Eg. for constructing a ND with 1:9 POPG:POPC lipids, the Insane command can be like so:
insane -f 1D1_cg.pdb -o 1D1_cg-solvent.gro -p 1D1_cg-solvent.top -pbc cubic -x 15 -y 15 -z 15 -center -l POPC:90 -l POPG:10 -u POPC:90 -l POPG:10 -disc ${r} -a 0.7 -ring -sol W -salt 0.15 -excl -1
conda deactivate
The -l and -u flags are for lower and upper leaflet, respectively.
For automization, the COMMANDS_default and COMMANDS_Uni can be edited in the beginning of the file, to account for several lipid types in the disc.
Simply change the lipid_types and lipid_flag in the top of the scripts.
Go into the directory called Example3_protein_embedded.
All the commands are embedded in the COMMANDS_Uni scripts as well.
For embedding a membrane protein (MP) into a ND additional steps are required.
- The MP is prepared, aligned, and coarse grained.
- The MSP dimer is constructed with the python scripts, as instructed above.
- Both the coarse grained MP and MSP are each centered in the desired box using eg. the GROMACS software.
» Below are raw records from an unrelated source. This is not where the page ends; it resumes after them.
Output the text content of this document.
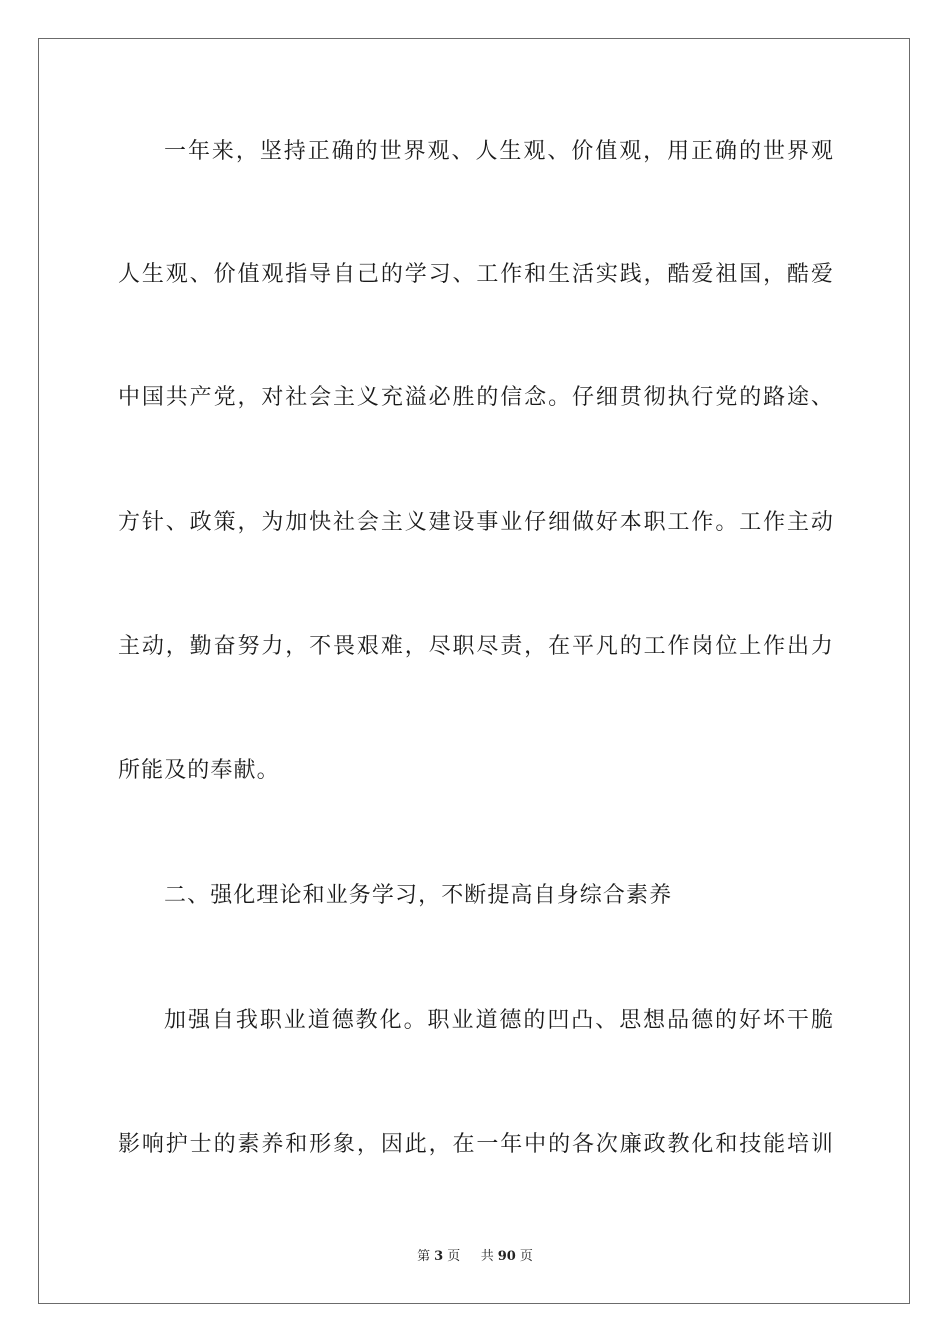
一年来，坚持正确的世界观、人生观、价值观，用正确的世界观
人生观、价值观指导自己的学习、工作和生活实践，酷爱祖国，酷爱
中国共产党，对社会主义充溢必胜的信念。仔细贯彻执行党的路途、
方针、政策，为加快社会主义建设事业仔细做好本职工作。工作主动
主动，勤奋努力，不畏艰难，尽职尽责，在平凡的工作岗位上作出力
所能及的奉献。
二、强化理论和业务学习，不断提高自身综合素养
加强自我职业道德教化。职业道德的凹凸、思想品德的好坏干脆
影响护士的素养和形象，因此，在一年中的各次廉政教化和技能培训
第 3 页 共 90 页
- The MP is inserted into the MSP dimer, by simply combining the two centered pdb files, created above.
- Insane can then be used on the MP_MSP complex to insert the lipids, solvate, and neutralize.
For automization purposes, the COMMANDS_default and COMMANDS_Uni scripts contain the possiblity to set the MP input file and name, for embedding in the ND.
The GCGR_cg.pdb file is avaliable here on the side for testing purposes.